Sorry in advance for the TMI.
This morning I was on the toilet doing my business. I blew my nose then used the same tissue to wipe “down there”. As I do every time I pee, I check the TP for any signs of anything “unusual”. My heart stopped for a moment as I saw drops of blood. My biggest nightmare. Although bleeding is very common, especially early on in pregnancy, I haven’t had it yet and it can signal an imminent miscarriage.
For a moment I panicked then realized the blood was a bit faded as it had seeped through the folded over TP. I grabbed a new bit of TP, wiped down there and nothing. That is when I realized that the blood must have come from my nose!

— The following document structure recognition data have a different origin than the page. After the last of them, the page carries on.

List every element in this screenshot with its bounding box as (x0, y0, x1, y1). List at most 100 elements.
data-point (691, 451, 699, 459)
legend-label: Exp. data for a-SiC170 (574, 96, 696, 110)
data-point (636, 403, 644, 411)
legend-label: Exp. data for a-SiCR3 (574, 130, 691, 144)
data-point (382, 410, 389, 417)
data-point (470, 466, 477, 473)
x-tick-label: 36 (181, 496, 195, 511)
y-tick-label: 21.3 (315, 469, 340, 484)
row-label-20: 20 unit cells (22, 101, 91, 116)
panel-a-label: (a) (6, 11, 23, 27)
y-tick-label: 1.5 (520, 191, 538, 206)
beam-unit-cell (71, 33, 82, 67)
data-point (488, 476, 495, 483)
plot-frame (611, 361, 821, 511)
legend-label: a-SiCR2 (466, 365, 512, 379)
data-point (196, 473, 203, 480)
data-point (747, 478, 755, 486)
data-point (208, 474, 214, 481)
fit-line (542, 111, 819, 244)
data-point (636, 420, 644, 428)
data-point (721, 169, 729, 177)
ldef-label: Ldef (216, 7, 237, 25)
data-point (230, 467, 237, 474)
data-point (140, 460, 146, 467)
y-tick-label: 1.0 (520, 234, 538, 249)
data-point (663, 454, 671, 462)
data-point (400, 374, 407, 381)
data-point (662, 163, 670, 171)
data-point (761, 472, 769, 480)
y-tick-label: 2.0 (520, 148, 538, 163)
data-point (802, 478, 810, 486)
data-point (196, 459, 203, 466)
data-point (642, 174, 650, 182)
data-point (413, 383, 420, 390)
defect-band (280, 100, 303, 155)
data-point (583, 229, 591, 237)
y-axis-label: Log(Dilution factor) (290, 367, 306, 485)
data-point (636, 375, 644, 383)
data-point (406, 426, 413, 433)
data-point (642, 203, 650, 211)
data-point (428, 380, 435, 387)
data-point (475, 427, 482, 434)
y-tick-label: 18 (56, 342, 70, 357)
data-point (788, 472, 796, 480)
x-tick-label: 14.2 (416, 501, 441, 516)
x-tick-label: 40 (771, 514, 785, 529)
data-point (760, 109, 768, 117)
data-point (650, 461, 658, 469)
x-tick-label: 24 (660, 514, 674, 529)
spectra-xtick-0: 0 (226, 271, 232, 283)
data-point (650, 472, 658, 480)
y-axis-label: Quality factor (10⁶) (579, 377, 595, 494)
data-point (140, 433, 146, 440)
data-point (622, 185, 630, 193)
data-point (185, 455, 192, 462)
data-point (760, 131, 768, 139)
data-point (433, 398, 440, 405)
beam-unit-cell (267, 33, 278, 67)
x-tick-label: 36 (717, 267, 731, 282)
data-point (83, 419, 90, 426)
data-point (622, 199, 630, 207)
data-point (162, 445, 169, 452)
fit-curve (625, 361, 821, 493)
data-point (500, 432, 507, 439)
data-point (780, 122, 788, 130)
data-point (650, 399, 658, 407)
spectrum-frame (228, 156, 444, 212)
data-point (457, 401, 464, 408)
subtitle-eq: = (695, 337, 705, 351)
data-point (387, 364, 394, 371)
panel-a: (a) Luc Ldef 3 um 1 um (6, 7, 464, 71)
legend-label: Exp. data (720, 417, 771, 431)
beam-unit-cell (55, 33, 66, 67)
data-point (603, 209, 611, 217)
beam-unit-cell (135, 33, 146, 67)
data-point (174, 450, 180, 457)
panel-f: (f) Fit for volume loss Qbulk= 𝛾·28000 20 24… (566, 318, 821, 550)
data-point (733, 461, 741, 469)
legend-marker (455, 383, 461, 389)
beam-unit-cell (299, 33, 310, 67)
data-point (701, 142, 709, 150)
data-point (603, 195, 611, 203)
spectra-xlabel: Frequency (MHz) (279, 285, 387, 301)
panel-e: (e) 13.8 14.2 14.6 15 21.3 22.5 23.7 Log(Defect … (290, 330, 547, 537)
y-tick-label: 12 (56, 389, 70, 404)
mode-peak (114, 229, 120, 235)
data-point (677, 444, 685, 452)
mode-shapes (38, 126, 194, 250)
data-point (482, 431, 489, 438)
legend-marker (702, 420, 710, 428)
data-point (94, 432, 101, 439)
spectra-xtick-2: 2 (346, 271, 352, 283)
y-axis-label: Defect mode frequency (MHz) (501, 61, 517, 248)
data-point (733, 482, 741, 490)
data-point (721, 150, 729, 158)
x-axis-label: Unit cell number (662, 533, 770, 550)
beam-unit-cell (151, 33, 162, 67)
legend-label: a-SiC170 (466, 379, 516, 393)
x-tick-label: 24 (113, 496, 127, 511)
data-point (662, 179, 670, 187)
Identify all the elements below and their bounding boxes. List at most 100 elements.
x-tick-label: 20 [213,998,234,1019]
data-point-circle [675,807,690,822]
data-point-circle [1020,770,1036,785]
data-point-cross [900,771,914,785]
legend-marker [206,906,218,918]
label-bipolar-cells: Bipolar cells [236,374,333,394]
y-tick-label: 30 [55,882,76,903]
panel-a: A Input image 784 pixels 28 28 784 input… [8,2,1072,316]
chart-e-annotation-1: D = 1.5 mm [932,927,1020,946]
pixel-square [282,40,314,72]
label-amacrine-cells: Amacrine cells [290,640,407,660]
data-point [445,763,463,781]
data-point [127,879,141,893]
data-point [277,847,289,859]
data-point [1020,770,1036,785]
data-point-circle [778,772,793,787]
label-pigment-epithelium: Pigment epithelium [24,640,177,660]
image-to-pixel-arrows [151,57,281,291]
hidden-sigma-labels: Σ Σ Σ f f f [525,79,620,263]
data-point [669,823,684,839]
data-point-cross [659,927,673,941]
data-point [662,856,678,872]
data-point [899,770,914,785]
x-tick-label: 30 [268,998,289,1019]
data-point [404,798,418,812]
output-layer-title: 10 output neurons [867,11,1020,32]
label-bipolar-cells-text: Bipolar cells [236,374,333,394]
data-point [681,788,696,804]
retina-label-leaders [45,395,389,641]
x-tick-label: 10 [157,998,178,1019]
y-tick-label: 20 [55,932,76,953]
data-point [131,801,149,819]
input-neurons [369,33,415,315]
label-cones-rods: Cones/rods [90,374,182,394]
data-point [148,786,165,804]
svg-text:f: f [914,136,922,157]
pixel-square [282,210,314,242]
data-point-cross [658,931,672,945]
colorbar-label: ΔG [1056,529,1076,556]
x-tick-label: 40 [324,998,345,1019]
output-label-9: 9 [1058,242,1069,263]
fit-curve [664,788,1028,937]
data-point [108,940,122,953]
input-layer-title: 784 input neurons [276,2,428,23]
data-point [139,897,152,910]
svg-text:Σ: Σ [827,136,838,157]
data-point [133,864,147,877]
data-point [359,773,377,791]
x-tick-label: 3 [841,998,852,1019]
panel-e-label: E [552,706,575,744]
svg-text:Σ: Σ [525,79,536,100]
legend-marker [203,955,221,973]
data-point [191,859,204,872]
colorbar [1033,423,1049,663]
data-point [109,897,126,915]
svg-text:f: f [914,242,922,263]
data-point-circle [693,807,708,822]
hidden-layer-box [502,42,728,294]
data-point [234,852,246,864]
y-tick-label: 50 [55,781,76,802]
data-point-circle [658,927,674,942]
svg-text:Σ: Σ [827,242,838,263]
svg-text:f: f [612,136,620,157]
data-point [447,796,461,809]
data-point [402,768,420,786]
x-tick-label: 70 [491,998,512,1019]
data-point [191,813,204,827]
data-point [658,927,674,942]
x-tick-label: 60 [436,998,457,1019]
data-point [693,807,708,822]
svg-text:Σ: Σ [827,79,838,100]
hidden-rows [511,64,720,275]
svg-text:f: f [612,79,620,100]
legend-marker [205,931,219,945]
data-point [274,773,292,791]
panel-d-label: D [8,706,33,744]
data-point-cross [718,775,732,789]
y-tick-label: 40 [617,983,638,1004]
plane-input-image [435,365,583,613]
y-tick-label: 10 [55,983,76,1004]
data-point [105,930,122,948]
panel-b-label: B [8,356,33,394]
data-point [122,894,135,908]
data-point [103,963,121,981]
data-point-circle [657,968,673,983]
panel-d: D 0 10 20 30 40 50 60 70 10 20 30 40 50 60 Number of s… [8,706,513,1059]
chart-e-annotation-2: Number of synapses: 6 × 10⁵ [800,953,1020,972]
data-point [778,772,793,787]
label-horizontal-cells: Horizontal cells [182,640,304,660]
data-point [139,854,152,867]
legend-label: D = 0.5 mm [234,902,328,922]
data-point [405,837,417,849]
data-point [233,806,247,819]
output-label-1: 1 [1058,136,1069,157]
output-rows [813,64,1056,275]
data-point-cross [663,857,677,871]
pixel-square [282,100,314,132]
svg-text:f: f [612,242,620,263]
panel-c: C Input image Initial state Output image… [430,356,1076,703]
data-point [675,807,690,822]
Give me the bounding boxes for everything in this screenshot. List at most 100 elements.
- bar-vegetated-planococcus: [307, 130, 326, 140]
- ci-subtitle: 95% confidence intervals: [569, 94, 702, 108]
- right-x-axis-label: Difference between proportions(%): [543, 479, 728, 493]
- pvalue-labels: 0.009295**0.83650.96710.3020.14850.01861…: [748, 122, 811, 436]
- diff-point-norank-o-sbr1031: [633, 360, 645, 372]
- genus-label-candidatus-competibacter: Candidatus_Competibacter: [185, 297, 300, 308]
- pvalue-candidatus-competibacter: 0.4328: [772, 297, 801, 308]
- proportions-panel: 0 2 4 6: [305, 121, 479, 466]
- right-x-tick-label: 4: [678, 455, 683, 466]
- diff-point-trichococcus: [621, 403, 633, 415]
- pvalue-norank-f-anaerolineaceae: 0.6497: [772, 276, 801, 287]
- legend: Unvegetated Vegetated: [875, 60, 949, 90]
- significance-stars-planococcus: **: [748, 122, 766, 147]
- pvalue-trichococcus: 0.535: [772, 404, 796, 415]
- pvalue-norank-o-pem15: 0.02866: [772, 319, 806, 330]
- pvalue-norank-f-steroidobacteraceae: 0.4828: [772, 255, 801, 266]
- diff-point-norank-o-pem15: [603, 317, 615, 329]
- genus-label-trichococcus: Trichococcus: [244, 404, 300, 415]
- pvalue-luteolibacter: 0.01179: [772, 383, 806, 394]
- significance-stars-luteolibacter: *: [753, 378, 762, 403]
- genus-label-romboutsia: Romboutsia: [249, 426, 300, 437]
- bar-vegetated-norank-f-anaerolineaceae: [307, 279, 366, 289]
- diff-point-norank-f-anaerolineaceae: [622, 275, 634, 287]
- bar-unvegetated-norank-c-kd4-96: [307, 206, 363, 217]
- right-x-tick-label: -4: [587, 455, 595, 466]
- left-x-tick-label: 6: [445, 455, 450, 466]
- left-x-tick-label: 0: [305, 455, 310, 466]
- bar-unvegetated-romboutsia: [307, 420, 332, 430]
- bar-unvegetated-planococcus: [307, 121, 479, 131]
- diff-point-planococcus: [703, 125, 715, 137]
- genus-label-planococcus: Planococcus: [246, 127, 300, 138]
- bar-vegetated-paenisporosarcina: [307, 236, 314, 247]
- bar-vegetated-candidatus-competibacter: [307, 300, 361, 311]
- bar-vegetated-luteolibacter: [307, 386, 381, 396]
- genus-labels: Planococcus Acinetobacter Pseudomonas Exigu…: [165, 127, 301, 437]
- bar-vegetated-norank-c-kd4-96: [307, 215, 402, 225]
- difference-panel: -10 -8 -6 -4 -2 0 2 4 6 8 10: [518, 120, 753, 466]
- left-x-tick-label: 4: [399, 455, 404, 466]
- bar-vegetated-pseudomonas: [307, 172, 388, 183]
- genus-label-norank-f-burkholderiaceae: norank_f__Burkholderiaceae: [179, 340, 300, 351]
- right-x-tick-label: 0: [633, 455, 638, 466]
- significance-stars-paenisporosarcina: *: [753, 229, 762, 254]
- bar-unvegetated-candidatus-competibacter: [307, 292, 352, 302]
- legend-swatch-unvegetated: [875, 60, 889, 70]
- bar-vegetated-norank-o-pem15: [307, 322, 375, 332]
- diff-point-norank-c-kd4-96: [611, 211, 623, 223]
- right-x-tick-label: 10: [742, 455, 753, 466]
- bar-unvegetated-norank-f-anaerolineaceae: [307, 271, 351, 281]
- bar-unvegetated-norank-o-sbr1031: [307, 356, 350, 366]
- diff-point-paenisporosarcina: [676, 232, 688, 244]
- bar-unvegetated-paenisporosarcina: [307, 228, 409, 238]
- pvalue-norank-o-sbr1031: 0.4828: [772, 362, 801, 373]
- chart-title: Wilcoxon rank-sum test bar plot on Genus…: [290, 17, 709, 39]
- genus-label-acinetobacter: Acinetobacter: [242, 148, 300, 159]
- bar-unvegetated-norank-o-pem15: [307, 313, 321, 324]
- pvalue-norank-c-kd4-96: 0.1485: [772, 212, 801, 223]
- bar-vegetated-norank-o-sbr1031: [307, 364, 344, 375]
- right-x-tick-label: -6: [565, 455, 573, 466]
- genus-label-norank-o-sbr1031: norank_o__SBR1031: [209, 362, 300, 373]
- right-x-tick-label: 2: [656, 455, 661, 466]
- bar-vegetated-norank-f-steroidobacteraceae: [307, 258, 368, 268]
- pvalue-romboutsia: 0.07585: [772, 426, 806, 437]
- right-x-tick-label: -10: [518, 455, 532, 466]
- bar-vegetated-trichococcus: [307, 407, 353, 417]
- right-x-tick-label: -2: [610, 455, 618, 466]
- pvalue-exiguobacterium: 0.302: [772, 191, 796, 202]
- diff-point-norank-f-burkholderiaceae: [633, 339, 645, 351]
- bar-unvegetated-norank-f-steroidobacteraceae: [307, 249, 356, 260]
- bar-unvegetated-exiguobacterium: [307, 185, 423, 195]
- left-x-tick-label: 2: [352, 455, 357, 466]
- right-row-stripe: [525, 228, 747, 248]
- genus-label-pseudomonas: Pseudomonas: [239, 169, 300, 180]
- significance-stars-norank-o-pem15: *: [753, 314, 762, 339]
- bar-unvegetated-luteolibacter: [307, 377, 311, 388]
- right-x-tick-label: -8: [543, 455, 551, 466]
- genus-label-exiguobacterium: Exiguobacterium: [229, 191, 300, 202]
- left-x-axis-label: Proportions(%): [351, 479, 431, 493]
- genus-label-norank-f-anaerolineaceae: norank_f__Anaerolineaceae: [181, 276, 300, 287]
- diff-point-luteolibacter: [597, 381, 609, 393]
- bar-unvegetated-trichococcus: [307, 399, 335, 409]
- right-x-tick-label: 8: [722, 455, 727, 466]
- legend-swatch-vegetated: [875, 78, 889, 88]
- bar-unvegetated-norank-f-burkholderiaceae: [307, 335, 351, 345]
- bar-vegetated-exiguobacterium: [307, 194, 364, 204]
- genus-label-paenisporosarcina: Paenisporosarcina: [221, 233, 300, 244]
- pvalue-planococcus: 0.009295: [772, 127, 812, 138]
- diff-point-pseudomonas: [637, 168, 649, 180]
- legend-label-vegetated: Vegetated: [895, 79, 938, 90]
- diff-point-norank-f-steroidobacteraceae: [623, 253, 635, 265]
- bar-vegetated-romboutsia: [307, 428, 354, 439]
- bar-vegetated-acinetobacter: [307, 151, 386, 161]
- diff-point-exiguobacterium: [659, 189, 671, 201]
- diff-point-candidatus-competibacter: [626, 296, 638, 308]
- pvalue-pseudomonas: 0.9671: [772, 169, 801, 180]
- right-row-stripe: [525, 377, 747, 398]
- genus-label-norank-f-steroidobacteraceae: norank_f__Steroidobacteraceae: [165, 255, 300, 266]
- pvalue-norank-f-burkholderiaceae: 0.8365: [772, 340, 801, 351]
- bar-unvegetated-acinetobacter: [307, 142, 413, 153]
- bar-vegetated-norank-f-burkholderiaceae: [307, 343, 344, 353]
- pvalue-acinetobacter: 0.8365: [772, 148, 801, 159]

So I blew my nose again, and sure enough spots of blood. PHEW!
Bloody noses are another symptom of pregnancy, although it hadn’t happened to me yet. I’ll take it! So weird!
Wrong Wrong
Okay, this is silly. Found this website and couldn’t resist!
The Baby Genie name generator came up with:
girl: Barbara Gloria DeStefano
boy: Noah Warren DeStefano
Sorry! No go.
8 pounds!
That’s right! Not even sure how it happened but 8 pounds later, here I am. I am continuing to eat well (normal), exercise like normal and magically…. 8 pounds! Makes sense considering I can no longer zip up my jeans. I am almost 16 weeks in and you really aren’t supposed to gain a lot of weight (if any) during your first trimester. Apparently starting the 2nd trimester, you are supposed to gain a pound a week. So that means I should gain 24 more pounds (!!!!!) 24 + 8 = 32! Oh brother. Please don’t laugh when you see me waddling down the street this summer!